Tiyatro ödeneği siyasidir
Kültür Bakanlığı bugüne kadar ödenek alan pek çok özel tiyatroya ödenek vermedi.
Hep aynı tiyatrolara ödenek verilecek diye bir kural yok.
Kültür Bakanı Ömer Çelik de öyle diyor zaten. Ancak hükümet edenlerin her şeye, her sektöre bizden-onlardan diye yaklaştığı bir iklimde ne yazık ki bunun siyasi olmadığına inanmak zordur.
Bunun için yerel belediyelerin tiyatrolarında oynanan oyunlara bakmak yeterli...
Neredeyse bütün oyunlar dini motifler ve mesajlarla bezeli.
Diğer oyunların ve toplulukların belediye sahnelerinde yer bulmaları imkansız hale geldi.
Böyle bir ortamda tiyatrolara yapılan ödenekleri de siyasi tercihlerin belirlemediğini söylemek saflık olur...
Bu adamlar ne yapıyor...
Fotoğrafı ben çektim, Fındıklı’da Salı Pazarı’nda...
Bu gençler kırmızı ışık yanınca yaya geçidine fırlıyorlar.
Arabalardaki yolcuların, şoförlerin şaşkın bakışları arasında ellerindeki labutları, topları çeviriyorlar...
Kısacık gösterileri bittikten sonra da şapkalarını çıkarıp para topluyorlar.
Bütün süreleri kırmızı ışıkla yeşil ışık arası kadar...
Daha çok yurt dışında rastladığımız bu trafik ışıkları gösterileri İstanbul’a da gelmiş durumda.
Ama tek bir fark var...
Bizim şoförler para vermek bir yana, “Ne yapıyor bunlar” diye şaşkın şaşkın bakıyorlar.

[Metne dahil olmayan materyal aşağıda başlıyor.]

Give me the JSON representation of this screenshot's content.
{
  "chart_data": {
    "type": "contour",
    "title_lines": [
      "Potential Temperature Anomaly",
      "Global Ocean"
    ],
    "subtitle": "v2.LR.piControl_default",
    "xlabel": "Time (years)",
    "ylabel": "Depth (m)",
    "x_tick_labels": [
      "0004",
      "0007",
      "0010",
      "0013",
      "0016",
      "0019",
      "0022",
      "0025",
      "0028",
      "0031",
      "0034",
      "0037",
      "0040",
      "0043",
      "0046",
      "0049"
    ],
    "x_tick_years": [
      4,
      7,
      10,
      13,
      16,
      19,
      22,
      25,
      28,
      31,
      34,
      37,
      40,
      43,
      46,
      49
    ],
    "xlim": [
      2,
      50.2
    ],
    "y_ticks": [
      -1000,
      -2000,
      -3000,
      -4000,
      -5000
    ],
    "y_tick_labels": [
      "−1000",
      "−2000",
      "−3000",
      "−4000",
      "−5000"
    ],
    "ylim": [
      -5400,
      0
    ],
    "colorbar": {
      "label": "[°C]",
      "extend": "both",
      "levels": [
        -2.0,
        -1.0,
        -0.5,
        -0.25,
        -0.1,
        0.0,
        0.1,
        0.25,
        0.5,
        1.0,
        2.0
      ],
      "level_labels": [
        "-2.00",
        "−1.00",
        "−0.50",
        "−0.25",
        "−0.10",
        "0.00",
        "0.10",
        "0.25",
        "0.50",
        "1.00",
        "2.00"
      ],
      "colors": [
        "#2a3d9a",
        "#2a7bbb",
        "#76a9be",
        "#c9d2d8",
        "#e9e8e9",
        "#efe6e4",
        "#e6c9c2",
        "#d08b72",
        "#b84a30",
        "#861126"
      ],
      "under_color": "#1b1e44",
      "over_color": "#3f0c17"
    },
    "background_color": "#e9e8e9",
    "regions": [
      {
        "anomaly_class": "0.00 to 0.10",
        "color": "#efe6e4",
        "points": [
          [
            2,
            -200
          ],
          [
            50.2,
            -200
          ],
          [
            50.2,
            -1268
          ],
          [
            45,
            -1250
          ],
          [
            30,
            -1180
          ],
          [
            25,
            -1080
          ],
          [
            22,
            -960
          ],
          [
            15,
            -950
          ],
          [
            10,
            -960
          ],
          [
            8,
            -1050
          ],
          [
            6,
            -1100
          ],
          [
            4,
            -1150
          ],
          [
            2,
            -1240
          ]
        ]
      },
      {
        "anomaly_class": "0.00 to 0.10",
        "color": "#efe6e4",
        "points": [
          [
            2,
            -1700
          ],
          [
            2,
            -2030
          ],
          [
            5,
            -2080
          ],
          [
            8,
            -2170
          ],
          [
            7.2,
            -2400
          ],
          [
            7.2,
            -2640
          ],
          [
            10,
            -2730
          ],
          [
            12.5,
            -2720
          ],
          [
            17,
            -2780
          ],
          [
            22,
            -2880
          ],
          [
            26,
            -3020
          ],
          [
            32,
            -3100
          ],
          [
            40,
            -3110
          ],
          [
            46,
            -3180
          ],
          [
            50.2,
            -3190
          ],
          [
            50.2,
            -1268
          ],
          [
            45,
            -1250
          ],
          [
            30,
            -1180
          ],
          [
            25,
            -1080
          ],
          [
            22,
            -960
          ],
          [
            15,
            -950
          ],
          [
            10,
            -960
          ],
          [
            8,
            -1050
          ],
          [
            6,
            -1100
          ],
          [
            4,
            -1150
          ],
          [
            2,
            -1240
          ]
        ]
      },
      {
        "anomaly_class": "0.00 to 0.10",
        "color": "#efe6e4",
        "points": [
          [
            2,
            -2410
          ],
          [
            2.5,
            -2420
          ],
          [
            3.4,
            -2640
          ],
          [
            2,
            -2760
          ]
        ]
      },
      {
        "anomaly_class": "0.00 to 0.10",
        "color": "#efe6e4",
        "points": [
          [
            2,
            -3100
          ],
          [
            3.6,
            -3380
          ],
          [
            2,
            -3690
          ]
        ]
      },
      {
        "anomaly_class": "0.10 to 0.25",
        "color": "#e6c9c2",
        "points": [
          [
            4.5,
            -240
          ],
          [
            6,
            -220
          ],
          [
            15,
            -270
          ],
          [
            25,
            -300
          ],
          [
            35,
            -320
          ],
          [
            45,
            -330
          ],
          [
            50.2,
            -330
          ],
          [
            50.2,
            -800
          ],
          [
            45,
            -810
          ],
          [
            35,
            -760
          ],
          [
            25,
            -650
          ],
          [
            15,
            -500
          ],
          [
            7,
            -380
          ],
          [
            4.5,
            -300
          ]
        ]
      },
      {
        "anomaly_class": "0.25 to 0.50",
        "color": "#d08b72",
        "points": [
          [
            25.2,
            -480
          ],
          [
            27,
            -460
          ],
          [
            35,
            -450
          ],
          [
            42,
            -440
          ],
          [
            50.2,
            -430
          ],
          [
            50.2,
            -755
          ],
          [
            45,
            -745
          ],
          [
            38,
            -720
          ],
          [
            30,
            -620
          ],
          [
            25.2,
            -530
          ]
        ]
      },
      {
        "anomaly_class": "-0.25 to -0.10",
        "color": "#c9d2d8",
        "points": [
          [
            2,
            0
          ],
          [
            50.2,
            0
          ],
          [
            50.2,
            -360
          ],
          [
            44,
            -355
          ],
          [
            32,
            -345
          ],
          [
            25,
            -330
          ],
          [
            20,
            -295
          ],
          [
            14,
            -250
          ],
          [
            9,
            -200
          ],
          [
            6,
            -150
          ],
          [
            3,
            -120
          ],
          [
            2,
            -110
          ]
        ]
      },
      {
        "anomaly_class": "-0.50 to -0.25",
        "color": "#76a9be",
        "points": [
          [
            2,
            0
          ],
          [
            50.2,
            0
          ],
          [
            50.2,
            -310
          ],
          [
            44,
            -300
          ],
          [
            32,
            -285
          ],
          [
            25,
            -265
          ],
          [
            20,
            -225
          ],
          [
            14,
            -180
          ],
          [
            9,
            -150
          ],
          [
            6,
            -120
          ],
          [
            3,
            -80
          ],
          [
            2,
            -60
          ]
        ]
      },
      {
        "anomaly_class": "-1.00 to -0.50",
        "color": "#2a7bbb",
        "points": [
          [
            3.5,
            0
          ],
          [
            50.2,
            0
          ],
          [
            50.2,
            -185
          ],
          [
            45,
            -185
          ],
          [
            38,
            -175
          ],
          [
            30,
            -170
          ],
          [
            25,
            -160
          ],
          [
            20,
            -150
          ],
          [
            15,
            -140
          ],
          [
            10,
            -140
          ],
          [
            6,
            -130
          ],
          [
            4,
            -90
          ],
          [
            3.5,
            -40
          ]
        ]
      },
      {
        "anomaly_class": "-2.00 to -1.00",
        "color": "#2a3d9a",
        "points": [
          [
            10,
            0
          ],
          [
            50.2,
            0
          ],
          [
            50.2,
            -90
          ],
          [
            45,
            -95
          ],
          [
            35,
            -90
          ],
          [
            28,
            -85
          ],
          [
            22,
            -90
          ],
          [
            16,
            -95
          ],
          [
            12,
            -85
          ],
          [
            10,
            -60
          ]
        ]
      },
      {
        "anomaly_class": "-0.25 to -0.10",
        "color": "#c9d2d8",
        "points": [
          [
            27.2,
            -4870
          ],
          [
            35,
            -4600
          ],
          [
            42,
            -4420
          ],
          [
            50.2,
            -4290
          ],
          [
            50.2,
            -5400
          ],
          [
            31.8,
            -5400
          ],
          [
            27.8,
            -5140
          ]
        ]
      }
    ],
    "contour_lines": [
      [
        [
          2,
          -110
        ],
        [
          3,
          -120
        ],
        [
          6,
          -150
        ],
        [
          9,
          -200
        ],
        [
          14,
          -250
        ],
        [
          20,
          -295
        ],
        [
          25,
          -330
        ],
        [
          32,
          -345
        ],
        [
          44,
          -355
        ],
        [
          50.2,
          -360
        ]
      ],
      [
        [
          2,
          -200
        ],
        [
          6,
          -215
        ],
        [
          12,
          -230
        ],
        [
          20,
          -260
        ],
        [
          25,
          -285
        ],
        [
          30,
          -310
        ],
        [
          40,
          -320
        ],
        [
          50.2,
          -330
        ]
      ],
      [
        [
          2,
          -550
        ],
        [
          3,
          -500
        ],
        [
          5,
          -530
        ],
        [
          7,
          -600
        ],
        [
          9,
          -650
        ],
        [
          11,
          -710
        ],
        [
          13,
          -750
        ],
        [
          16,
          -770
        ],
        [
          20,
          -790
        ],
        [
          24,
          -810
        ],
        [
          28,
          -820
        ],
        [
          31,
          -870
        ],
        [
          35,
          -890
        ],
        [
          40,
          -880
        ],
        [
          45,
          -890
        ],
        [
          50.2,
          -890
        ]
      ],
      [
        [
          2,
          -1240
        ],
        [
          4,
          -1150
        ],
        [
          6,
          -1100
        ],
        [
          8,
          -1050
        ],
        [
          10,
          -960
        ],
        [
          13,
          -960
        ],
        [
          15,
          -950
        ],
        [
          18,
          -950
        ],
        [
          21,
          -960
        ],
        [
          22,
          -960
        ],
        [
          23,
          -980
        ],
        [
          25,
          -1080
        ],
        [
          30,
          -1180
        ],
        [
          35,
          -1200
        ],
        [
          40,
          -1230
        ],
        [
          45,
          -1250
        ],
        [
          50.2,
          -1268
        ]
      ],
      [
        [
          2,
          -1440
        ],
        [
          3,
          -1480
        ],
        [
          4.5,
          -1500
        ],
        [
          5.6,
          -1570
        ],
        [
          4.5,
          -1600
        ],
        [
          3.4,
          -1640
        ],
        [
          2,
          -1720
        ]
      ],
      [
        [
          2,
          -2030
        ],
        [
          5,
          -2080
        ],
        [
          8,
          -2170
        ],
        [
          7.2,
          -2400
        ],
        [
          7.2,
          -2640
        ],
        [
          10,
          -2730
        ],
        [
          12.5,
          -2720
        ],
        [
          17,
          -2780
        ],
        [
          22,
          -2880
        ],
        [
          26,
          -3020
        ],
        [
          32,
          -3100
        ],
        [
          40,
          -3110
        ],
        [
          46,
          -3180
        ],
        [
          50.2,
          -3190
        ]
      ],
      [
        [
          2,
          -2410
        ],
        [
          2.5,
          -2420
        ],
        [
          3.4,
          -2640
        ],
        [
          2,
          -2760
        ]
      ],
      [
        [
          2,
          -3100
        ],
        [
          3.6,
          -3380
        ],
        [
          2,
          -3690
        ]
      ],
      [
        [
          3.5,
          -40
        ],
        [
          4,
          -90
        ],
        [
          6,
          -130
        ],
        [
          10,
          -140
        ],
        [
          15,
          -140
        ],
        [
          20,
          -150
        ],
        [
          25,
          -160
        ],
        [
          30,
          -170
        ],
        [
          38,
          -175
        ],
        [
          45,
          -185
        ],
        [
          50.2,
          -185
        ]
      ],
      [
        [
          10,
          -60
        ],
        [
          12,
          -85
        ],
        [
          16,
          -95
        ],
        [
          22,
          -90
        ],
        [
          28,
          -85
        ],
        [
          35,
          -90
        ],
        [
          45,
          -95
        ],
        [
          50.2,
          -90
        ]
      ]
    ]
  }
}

Not: Bu arkadaşlara gösteri yapmaları için Mecidiyeköy’deki ışıkları öneririm.
95 saniye kırmızı, 15 saniye yeşil ışıkla şehrin en uzun kırmızı ışığına sahip yaya geçidi burada.
Yeşil ışıkta ancak üç arabanın geçebildiği öyle saçma bir sinyalizasyon var ki orada, tiyatro bile oynayabilirler.